CDK4/6 Inhibition Preserves Multiple Cell Lines in SCLC
Martin F. Dietrich, MD, discusses the use of the CDK4/6 inhibitor trilaciclib to address myelosuppression associated with chemotherapy in small cell lung cancer.
Martin F. Dietrich, MD, assistant professor of internal medicine at the University of Central Florida College of Medicine and medical oncologist with the US Oncology Network, discusses the use of the CDK4/6 inhibitor trilaciclib (Cosela) to address myelosuppression associated with chemotherapy in small cell lung cancer (SCLC).
In trials of adding trilaciclib to the standard of care, it not only dramatically reduced the rate of severe neutropenia but also protected against thrombocytopenia and anemia. According to Dietrich, affecting other cell lines besides neutrophils is crucial as patients with SCLC often have cardiovascular and pulmonary comorbidities that are worsened by low hemoglobin levels, but don’t always reach the level of anemia that requires red blood cell transfusion or other direct intervention.

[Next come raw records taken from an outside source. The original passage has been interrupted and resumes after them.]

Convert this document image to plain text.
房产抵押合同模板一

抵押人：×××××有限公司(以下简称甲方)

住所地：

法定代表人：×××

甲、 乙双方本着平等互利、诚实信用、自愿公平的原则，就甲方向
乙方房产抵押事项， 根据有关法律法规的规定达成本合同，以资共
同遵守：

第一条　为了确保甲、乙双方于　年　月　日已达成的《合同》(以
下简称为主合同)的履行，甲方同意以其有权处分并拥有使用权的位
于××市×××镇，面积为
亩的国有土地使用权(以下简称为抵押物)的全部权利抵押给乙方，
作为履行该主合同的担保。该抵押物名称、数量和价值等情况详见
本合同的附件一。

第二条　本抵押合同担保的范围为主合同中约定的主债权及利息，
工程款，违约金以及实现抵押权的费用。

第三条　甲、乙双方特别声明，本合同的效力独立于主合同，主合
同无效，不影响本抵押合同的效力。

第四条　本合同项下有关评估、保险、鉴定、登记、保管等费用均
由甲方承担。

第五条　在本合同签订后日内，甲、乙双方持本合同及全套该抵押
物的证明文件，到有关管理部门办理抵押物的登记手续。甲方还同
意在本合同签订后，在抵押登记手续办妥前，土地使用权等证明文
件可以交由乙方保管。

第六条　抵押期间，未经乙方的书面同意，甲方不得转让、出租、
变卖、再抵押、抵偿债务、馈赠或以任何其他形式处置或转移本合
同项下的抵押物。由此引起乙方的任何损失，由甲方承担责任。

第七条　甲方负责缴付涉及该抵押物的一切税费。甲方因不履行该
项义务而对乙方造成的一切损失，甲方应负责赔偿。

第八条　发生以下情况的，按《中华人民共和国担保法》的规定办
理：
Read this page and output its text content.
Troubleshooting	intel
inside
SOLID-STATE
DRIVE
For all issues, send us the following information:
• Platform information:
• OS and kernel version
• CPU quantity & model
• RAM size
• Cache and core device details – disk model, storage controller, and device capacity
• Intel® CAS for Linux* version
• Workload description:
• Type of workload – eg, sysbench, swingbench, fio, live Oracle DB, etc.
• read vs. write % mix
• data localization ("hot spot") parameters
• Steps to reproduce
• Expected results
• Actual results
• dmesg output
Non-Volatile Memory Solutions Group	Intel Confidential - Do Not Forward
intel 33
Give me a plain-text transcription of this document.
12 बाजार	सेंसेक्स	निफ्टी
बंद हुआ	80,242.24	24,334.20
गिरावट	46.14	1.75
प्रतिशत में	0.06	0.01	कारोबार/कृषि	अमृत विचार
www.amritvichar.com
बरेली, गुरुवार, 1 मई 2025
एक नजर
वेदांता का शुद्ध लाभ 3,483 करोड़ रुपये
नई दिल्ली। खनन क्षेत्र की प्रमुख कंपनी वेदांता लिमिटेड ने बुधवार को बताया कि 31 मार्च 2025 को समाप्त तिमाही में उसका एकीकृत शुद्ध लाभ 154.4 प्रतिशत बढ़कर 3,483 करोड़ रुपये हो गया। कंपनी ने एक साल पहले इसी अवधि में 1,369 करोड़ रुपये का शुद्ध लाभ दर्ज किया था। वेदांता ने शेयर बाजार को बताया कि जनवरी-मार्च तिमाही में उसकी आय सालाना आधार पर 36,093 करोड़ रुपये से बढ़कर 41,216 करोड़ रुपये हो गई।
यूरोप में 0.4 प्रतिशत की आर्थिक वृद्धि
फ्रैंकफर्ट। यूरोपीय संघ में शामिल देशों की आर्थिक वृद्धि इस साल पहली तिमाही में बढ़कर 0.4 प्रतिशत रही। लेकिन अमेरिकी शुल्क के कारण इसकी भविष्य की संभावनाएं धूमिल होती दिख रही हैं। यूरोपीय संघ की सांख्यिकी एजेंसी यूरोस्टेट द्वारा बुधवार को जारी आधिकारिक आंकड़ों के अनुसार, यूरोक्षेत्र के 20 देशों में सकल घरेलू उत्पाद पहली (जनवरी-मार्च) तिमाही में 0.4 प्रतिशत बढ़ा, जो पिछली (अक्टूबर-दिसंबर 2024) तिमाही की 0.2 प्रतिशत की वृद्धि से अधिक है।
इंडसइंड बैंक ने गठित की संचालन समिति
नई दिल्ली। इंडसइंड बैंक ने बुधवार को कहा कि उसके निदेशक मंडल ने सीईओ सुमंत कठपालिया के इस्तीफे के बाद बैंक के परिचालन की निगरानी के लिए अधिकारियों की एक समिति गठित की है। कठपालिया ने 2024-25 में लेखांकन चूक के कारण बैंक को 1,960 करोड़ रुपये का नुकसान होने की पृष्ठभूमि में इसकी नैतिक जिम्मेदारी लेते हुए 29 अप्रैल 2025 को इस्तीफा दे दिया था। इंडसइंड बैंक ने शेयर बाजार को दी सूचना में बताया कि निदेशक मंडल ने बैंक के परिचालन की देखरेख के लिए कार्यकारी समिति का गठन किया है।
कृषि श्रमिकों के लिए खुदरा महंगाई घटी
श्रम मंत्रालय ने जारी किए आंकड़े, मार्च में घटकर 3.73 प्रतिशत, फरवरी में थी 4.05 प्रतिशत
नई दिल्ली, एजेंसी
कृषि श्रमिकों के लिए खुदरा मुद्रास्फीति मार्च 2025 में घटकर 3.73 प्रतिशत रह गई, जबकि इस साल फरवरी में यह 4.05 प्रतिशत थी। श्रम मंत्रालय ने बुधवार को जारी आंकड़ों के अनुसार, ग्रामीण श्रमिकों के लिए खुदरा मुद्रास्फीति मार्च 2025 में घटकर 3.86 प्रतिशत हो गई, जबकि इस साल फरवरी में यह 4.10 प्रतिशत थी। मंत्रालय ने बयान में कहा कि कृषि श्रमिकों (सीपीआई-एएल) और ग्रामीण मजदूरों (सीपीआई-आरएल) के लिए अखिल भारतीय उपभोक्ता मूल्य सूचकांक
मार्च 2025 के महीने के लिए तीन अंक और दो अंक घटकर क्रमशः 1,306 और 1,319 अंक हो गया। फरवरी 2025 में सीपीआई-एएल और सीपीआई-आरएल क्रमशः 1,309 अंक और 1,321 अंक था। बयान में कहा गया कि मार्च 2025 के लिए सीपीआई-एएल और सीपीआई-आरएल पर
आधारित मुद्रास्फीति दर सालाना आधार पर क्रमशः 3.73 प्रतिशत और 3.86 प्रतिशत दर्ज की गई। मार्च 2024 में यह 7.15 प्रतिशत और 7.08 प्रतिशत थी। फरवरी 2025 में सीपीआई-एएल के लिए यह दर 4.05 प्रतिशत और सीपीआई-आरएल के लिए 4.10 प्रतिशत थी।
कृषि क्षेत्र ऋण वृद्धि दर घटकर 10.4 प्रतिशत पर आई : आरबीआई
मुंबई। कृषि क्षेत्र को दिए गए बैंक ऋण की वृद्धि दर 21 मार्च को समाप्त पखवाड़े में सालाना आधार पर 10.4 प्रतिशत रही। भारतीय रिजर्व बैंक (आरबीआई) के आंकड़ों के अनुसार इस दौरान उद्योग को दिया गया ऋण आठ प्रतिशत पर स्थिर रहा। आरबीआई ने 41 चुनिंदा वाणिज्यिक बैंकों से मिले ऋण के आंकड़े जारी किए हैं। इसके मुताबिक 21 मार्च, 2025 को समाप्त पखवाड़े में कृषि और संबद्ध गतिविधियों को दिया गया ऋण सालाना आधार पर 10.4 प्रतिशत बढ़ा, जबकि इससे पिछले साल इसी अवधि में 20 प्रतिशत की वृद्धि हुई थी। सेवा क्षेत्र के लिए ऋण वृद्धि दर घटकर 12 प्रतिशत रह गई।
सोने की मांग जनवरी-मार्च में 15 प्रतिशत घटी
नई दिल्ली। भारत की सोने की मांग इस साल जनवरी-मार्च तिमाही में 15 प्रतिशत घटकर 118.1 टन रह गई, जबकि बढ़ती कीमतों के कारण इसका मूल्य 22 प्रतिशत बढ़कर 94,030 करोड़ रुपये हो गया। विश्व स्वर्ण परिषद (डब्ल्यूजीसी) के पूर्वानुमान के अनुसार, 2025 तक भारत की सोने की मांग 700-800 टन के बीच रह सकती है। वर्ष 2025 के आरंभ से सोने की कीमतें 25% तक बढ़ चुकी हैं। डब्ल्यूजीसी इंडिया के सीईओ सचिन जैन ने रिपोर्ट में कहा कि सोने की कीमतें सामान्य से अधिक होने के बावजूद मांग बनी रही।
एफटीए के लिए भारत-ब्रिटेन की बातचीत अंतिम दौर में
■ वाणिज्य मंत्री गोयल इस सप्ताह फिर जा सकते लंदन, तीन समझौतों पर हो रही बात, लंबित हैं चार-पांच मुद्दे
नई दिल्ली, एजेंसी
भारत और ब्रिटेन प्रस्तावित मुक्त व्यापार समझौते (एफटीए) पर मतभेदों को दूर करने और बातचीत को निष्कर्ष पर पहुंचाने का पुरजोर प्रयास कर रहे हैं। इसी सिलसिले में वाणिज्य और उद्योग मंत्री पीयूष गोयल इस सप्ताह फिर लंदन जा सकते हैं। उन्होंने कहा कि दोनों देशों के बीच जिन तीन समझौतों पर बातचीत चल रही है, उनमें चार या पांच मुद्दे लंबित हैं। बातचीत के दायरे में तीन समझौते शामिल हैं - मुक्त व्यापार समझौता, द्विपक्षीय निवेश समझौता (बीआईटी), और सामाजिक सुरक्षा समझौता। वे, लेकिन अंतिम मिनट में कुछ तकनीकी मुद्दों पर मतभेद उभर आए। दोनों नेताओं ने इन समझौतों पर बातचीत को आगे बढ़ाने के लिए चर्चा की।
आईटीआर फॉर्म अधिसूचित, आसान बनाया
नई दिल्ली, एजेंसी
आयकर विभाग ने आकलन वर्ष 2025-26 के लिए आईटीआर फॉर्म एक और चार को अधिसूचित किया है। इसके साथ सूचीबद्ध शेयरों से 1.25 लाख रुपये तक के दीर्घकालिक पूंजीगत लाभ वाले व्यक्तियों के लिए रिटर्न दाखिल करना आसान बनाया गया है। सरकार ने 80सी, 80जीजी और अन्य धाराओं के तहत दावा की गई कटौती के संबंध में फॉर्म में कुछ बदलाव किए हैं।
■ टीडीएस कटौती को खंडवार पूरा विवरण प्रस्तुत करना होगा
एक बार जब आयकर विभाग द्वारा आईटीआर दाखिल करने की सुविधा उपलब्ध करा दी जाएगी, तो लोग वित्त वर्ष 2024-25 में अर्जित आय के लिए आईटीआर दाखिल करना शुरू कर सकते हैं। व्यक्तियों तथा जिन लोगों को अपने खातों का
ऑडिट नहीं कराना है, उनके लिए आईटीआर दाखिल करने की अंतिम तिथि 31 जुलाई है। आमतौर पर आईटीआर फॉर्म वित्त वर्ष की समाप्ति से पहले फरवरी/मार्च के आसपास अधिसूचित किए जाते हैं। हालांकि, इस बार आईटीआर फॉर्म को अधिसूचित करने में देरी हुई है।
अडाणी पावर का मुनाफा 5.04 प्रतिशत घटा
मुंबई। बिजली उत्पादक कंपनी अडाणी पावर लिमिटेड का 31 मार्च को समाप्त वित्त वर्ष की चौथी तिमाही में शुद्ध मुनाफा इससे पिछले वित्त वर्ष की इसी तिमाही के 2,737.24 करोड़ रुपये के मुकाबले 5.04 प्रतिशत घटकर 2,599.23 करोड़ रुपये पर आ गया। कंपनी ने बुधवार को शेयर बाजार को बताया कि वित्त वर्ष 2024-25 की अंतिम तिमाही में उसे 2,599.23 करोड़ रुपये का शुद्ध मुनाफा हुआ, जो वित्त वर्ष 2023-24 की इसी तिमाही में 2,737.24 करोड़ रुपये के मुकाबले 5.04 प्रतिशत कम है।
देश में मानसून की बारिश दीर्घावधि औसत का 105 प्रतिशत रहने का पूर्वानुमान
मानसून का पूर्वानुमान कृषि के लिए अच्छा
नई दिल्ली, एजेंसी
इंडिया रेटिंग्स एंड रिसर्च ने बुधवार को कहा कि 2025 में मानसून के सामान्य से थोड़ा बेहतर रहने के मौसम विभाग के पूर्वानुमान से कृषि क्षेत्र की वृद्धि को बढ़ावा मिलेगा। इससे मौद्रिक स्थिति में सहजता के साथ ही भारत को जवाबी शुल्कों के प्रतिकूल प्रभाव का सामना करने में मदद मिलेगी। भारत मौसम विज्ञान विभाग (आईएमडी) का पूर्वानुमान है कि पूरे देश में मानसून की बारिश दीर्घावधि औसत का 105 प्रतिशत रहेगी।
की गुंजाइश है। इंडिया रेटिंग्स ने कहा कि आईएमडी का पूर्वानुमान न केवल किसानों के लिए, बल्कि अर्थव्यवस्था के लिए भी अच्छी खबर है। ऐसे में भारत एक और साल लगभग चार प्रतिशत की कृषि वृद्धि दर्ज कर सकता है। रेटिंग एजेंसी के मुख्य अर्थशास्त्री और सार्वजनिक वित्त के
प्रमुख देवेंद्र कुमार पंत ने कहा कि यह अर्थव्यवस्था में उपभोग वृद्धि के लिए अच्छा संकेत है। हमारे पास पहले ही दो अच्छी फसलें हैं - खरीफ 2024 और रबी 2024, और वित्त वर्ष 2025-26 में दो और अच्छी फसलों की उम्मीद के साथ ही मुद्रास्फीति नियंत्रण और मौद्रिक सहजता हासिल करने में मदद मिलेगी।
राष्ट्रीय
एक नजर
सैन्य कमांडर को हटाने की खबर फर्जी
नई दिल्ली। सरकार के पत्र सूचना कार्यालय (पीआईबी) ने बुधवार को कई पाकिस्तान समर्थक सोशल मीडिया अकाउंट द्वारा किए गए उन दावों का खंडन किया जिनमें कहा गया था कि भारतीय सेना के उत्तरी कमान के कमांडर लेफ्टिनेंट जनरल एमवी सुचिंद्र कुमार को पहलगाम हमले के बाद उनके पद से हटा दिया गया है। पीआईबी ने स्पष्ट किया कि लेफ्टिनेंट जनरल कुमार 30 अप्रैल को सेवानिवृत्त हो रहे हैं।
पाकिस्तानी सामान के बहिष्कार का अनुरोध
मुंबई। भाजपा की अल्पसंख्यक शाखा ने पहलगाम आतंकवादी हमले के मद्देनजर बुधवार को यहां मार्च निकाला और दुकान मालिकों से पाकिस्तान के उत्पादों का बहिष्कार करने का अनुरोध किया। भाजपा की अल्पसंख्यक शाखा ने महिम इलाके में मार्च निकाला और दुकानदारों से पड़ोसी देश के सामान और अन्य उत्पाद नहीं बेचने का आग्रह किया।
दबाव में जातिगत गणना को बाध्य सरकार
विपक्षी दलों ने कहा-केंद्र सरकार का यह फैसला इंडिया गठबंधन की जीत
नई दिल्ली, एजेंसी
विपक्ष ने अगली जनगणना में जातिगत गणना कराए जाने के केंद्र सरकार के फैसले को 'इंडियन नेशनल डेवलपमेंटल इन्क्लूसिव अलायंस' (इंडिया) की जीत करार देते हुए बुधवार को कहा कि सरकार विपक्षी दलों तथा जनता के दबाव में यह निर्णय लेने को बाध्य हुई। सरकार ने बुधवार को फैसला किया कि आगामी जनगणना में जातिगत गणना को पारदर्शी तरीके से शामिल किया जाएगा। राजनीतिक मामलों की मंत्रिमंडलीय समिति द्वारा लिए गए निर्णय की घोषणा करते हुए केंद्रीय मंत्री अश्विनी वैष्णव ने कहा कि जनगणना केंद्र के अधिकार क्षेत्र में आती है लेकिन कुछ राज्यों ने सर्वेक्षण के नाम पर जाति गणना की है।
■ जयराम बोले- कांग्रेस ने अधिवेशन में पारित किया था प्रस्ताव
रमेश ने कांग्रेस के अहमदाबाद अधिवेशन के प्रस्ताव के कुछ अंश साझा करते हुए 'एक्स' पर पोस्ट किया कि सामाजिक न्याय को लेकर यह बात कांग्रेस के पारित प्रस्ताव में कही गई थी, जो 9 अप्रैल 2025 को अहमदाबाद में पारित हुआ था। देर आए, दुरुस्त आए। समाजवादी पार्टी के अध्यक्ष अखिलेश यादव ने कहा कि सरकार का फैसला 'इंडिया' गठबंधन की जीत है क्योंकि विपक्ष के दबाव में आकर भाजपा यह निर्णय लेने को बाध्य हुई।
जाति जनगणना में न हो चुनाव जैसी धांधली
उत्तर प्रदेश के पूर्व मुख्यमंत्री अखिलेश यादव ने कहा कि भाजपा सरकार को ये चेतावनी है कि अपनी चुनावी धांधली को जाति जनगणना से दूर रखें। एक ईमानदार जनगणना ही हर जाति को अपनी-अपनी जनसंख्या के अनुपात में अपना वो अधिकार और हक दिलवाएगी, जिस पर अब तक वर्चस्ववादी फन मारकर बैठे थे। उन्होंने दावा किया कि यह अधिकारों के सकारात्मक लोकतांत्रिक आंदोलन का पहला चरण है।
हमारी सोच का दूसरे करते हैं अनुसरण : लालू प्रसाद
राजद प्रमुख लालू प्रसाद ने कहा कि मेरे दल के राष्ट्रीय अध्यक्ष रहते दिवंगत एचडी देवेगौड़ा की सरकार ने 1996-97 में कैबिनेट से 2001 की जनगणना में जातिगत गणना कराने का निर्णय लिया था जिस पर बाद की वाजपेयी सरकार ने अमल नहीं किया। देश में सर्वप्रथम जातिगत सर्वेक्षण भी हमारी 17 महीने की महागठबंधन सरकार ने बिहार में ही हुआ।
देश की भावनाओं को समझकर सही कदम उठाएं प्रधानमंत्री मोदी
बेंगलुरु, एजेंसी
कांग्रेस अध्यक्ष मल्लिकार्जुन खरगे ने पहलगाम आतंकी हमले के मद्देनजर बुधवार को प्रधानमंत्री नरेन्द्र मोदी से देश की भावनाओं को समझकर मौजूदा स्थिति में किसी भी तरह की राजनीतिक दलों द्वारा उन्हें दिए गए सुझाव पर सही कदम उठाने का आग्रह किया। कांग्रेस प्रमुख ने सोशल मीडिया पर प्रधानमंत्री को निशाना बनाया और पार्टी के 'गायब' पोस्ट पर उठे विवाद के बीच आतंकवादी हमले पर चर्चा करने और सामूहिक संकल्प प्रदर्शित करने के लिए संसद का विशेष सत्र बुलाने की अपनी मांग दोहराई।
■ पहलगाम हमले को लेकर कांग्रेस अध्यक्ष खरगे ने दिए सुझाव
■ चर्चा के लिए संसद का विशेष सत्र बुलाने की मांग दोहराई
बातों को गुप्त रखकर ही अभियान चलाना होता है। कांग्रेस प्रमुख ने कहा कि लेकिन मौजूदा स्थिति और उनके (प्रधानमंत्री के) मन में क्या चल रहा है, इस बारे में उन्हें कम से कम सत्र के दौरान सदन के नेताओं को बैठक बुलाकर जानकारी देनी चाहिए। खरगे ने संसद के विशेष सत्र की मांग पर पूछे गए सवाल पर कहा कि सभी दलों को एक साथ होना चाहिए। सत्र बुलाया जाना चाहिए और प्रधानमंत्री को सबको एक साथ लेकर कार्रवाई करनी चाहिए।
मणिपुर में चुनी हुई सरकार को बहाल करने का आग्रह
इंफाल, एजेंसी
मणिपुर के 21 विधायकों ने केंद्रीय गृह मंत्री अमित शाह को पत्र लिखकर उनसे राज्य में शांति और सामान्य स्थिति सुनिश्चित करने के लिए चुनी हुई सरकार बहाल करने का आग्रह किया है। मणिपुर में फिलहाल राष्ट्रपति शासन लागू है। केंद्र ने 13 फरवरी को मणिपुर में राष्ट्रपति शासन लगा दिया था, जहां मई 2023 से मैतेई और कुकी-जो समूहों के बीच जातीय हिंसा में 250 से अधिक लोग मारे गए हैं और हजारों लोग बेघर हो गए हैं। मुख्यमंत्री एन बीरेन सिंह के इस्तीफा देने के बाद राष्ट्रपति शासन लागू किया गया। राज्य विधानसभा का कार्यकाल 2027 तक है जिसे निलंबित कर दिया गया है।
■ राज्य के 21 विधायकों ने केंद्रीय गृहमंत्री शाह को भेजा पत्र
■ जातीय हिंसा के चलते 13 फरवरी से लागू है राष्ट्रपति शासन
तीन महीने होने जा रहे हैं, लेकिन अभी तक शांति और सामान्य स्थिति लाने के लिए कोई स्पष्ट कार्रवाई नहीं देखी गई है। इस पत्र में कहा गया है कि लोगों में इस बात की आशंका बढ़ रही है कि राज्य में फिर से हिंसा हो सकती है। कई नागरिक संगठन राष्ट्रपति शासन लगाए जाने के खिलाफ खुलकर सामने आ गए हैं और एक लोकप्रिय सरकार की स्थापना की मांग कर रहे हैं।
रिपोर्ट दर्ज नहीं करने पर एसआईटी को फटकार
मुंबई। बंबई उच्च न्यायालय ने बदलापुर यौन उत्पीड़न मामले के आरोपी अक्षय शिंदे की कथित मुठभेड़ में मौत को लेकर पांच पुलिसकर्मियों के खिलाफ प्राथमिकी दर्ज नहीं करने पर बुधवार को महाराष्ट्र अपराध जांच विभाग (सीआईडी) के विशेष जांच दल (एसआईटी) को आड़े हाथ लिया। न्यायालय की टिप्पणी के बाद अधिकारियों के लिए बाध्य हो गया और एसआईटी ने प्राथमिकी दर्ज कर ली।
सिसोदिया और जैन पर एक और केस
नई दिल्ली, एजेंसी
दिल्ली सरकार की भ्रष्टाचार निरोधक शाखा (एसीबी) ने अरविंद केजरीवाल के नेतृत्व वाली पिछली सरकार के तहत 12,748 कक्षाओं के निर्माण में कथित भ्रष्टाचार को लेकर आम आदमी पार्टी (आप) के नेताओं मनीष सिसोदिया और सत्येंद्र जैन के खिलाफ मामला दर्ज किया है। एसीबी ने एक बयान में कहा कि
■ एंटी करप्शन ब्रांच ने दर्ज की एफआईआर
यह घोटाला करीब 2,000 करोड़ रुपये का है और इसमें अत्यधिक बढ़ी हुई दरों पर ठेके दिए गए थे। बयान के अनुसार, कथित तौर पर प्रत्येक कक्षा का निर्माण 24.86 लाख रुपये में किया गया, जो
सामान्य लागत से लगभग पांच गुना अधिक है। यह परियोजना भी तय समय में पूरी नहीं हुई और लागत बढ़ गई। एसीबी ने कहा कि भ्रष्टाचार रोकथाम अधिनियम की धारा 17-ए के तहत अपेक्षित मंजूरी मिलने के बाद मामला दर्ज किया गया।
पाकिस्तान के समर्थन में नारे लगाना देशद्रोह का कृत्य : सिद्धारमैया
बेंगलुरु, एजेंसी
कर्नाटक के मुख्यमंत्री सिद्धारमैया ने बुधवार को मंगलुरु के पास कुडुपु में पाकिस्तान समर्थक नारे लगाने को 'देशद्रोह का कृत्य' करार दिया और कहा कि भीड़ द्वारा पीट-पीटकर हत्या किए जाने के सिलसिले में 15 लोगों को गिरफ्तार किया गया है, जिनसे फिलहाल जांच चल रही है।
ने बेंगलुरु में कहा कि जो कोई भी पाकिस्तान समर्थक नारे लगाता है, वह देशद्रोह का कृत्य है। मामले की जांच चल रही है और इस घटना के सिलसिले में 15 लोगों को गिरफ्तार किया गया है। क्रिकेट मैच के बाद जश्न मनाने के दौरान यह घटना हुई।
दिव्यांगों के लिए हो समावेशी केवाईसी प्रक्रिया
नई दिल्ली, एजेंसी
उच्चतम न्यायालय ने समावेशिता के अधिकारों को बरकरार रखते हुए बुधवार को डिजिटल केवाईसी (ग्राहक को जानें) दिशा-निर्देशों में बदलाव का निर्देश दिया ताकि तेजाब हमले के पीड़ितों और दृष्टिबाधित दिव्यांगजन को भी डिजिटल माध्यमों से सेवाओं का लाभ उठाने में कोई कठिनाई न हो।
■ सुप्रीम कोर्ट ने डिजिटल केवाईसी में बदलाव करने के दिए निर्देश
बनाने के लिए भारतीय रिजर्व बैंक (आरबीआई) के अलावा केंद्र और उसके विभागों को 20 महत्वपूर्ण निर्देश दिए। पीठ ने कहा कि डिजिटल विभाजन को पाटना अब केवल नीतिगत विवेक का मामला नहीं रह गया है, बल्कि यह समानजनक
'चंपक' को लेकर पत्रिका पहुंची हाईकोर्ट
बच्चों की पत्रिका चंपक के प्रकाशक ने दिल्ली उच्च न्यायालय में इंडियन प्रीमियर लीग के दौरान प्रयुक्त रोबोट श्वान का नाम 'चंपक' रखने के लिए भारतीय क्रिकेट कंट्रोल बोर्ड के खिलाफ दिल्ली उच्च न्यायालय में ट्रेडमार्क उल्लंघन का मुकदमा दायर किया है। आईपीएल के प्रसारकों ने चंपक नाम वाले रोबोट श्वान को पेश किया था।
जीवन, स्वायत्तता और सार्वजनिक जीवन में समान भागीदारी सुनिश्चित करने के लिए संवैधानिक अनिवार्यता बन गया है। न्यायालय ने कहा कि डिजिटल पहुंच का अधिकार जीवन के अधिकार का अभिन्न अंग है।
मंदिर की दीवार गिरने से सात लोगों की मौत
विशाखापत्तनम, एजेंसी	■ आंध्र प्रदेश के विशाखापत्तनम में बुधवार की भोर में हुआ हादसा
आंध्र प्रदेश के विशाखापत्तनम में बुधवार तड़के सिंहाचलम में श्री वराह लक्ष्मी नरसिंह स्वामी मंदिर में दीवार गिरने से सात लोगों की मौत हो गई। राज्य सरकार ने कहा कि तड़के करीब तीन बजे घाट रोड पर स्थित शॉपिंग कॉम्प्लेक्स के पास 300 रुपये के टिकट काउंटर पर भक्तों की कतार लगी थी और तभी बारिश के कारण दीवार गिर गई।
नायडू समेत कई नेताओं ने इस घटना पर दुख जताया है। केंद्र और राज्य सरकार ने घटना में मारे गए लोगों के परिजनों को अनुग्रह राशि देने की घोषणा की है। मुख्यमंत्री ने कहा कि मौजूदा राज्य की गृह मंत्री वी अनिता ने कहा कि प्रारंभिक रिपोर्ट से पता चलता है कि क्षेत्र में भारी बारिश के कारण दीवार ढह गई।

Dietrich says that preventing myelosuppression in multiple hematopoietic cell lines bolsters quality of life for these patients all-around, making this an important approach in SCLC.
TRANSCRIPTION:
0:10 | CDK4/6 inhibition is very broad in terms of bone marrow protection. We had three studies, 2 in the first-line setting. And here I want to focus particularly on those that included chemotherapy plus immunotherapy, our current standard of care in the first-line setting with a placebo-controlled arm vs trilaciclib. I think that's a very interesting one, we see about 50% rate for severe neutropenia, meaning a neutrophil count of 500 or below without trilaciclib. Now if we deploy trilaciclib in the intervention arm, this percentage goes down to 2% and we see very similar levels of protection for platelets, and also a very strong improvement in the development of anemia and severe anemia. So we reduce the number of patients with anemia and also the severity of anemia at the same time.
1:04 | Obviously, those are number improvements. This is an important factor, and we want to keep our patients safe. But aside from basically eradicating neutropenia as a major concern and making it a rare occurrence with this protective strategy, we're also affecting other cell lines that are important. I do want to point out anemia is a cell line of particular concern, and we think about our patients with small cell lung cancer, typically older, typically with both cardiovascular and pulmonary comorbidities, COPD, [and] coronary artery disease, so the impact of anemia is exponential in a patient with a reduced cardiopulmonary capacity. We oftentimes have patients with a hemoglobin of 9 or 10 [g/dL]. We rarely ever effectively intervene. We usually don't have opportunities to transfuse. The levels are typically too high. Growth factors don't really work in chemotherapy-induced myelosuppression in small cell lung cancer. So we're really sitting here between an unacceptable level of hemoglobin that affects patients' quality of life and a level that we can't really effectively intervene upon.
2:10 | So prevention here is a major strategy to prevent patients from having to endure the negative impact of anemia and obviously the protective effect of thrombocytopenia and bleeding events, [and] reduce transfusions. I think this is important on the numbers game, but it also affects I think this is the most important part, it's not only just correcting numbers, but it really affects patients' quality of life. And we see a preserved functionality, preserved anemia, fatigue index. We have a number of patient-centric measures that we are improving in a treatment. I think that's equally important. We want to make sure that the patient is safe. Obviously, neutropenia has been managed successfully with G-CSF, but we're really getting a much more comprehensive 360 [degree] view on myelosuppression in small cell lung cancer and trilaciclib here can make a significant impact.